Making Color-Coded Sequencing Tracks
As discussed briefly in Output, one of the directories that bam2bakR will create in the results/ directory is named tracks. This directory contains a number of .tdf files that can be loaded into igv. In this section, I will briefly describe how to make effective use of these tracks. An example of what these tracks should look like is presented below:
Figure: Example tracks from a published TimeLapse-seq dataset. Top row is track for HOXA13 in WT HEK293T cells. Bottom row is track from DCP2 KO HEK293T cells. Stabilization of HOXA13 upon knockout of DCP2 is evident in the accumulation of predominantly gray (unmutated) reads.
File names
All .tdf files in the tracks directory will follow this naming convention: <sample name>.<mutation type>.<number of mutations>.<strand>.
<sample name> is the name you assigned to the relevant bam file in the config. For example, if the top of your config looks like:
samples:
WT_1: data/samples/WT_replicate_1.bam
WT_2: data/samples/WT_replicate_2.bam
WT_ctl: data/samples/WT_nos4U.bam
then <sample name> will be eiter WT_1, WT_2, or WT_ctl. Note, tracks are made for both +s4U and -s4U samples.
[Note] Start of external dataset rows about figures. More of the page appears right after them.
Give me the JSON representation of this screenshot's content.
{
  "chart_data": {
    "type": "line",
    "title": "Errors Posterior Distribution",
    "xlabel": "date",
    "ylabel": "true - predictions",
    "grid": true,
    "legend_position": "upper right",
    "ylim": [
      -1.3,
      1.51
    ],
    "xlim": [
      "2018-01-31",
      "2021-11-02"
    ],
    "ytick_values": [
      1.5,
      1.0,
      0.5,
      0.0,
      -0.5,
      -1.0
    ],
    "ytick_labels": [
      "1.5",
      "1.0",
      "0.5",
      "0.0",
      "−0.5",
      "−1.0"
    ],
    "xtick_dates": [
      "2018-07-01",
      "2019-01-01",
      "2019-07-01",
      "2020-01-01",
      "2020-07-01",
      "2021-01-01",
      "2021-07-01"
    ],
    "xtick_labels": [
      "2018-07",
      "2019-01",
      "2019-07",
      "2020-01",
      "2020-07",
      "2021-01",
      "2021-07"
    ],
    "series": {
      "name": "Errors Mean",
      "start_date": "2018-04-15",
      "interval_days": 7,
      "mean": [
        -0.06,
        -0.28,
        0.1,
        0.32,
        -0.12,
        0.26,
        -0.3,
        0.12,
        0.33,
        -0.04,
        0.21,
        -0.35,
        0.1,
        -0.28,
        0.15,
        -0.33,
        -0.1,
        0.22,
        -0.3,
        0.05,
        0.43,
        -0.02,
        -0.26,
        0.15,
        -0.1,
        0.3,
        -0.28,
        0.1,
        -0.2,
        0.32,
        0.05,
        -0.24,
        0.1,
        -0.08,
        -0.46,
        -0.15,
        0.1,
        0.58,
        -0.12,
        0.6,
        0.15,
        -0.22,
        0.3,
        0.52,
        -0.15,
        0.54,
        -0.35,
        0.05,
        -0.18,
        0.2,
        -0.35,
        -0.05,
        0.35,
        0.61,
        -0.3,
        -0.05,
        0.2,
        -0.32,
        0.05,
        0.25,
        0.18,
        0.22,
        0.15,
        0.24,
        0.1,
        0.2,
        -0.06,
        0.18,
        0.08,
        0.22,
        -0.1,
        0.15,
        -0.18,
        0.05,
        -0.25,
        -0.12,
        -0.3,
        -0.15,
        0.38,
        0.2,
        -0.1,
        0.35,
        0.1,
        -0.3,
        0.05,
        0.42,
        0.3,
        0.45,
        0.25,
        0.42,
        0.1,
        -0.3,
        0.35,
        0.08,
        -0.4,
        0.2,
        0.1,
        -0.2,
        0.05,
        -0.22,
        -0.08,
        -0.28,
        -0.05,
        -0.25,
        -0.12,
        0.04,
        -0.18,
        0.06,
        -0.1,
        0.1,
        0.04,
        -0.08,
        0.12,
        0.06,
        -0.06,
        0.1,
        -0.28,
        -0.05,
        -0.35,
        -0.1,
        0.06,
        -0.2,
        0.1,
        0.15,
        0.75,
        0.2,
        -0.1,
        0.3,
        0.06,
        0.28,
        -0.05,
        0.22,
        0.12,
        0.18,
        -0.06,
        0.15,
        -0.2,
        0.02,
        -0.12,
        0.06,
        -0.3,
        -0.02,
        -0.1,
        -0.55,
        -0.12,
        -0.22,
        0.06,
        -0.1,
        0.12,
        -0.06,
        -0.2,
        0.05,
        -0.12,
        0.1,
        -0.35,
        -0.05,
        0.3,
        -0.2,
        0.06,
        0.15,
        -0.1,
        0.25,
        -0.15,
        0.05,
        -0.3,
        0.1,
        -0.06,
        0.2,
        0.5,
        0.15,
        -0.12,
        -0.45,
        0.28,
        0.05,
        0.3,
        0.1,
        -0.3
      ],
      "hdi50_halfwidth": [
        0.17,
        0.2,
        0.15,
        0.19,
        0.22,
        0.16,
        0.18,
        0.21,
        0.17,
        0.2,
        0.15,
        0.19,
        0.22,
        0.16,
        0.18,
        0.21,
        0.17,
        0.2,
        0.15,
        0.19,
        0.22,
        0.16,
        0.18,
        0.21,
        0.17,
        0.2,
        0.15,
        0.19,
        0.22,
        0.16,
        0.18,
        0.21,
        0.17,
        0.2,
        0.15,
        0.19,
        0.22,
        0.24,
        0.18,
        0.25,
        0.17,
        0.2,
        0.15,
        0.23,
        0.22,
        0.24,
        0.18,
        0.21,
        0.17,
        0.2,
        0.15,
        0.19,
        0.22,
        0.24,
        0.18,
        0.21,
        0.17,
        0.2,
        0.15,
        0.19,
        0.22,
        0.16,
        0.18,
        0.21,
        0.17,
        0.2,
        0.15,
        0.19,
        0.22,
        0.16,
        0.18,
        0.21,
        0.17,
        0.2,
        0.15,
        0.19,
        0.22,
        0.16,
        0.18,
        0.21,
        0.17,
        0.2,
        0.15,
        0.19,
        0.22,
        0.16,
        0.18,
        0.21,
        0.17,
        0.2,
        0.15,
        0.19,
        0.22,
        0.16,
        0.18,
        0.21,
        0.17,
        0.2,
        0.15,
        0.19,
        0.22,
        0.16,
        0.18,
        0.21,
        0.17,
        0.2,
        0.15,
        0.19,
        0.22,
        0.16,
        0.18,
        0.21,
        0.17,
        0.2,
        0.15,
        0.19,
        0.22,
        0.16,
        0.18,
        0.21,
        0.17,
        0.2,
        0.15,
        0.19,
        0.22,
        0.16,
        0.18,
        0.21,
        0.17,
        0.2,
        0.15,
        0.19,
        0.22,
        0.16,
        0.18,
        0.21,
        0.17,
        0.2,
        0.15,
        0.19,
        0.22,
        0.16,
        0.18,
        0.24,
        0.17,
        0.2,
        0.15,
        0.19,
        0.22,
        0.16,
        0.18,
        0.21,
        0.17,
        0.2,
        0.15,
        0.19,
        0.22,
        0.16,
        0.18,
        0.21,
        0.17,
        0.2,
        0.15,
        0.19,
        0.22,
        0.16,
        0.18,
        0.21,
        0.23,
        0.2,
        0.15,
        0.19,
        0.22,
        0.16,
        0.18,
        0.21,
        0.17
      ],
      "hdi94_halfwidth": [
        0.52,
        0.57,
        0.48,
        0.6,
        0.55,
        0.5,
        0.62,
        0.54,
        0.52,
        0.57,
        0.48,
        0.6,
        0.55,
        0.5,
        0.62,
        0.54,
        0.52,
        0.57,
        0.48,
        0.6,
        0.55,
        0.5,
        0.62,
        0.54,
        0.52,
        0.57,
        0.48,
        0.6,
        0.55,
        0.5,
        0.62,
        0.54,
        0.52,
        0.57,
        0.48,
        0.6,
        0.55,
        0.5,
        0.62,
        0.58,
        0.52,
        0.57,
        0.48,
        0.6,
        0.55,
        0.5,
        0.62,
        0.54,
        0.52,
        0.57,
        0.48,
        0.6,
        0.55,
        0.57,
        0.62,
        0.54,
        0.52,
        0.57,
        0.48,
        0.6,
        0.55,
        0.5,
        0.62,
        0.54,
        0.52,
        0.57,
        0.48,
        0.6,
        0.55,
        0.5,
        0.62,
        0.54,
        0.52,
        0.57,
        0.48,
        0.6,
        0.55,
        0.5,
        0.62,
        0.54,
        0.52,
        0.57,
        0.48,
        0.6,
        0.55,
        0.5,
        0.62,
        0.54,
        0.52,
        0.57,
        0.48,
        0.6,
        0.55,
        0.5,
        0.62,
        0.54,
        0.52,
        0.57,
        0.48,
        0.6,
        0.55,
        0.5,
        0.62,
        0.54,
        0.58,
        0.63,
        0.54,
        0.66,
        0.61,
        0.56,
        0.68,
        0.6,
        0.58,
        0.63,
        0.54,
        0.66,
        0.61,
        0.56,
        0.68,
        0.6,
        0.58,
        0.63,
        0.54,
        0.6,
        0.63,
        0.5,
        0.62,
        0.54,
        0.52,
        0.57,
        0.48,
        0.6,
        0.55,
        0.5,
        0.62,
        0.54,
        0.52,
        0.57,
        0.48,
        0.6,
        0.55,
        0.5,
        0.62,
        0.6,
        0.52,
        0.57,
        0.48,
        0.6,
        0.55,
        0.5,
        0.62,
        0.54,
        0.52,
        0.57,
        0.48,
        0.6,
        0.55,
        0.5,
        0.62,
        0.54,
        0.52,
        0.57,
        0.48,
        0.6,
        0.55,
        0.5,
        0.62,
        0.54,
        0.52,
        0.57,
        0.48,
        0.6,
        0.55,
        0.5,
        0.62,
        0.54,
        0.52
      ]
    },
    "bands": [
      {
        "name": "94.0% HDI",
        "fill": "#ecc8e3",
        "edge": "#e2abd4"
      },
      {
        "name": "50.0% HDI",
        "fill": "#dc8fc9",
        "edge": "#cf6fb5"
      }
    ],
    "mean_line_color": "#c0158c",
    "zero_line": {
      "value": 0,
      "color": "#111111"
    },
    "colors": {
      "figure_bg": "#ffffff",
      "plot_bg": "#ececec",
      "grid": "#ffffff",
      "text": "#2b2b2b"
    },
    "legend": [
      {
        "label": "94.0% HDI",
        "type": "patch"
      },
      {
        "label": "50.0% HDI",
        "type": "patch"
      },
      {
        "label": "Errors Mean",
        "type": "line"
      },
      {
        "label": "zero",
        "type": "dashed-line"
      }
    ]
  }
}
<mutation type> is whatever you specified in the config under mut_tracks. If you specified "TC,GA", then there will be separate TC (colored by T-to-C mutations) and GA (colored by G-to-A mutations) .tdf files. TC tracks are colored with different shades of red while GA tracks are colored with different shades of blue.
<number of mutations> is the number of mutations in reads that contributed to this particular .tdf file. This number will range from 0 to 5. A value of 5 denotes reads with 5 or more mutations. For TC tracks, 0 mutation tracks are colored gray, and 1-5+ mutation tracks are colored with increasingly darker shades of red (with 5+ being the darkest). For GA tracks, 0 mutation tracks are still colored gray, but increasingly darker shades of blue are used for 1-5+ mutation tracks.
<strand> is either pos (read maps to + strand of DNA) or min (read maps to - strand of DNA). In the example track at the top of this page, all reads being shown actually map to the - strand, but I have altered the scale to invert the track.
Making tracks
Step 1: Install IGV
Step 2: Select a genome or upload your own
Step 3: Click File > Load from File, then select and upload all tracks of a particular sample and mutation type.
Step 4: Highlight all tracks (click top track then Shift + click bottom track), right click inside any of the highlighted rectangles containing the track names, and select Overlay Tracks.
Step 5: Change the track name to something informative (Right click track name > Rename Track).
Step 6: Autoscale track (Right click track name > Autoscale).
Step 7: Repeat steps 3-6 for all tracks you would like to compare
Step 8: Rescale size of tracks to fit the entire IGV window (Tracks > Fit Data to Window)
Step 9: Choose a gene/region of your choice and enjoy!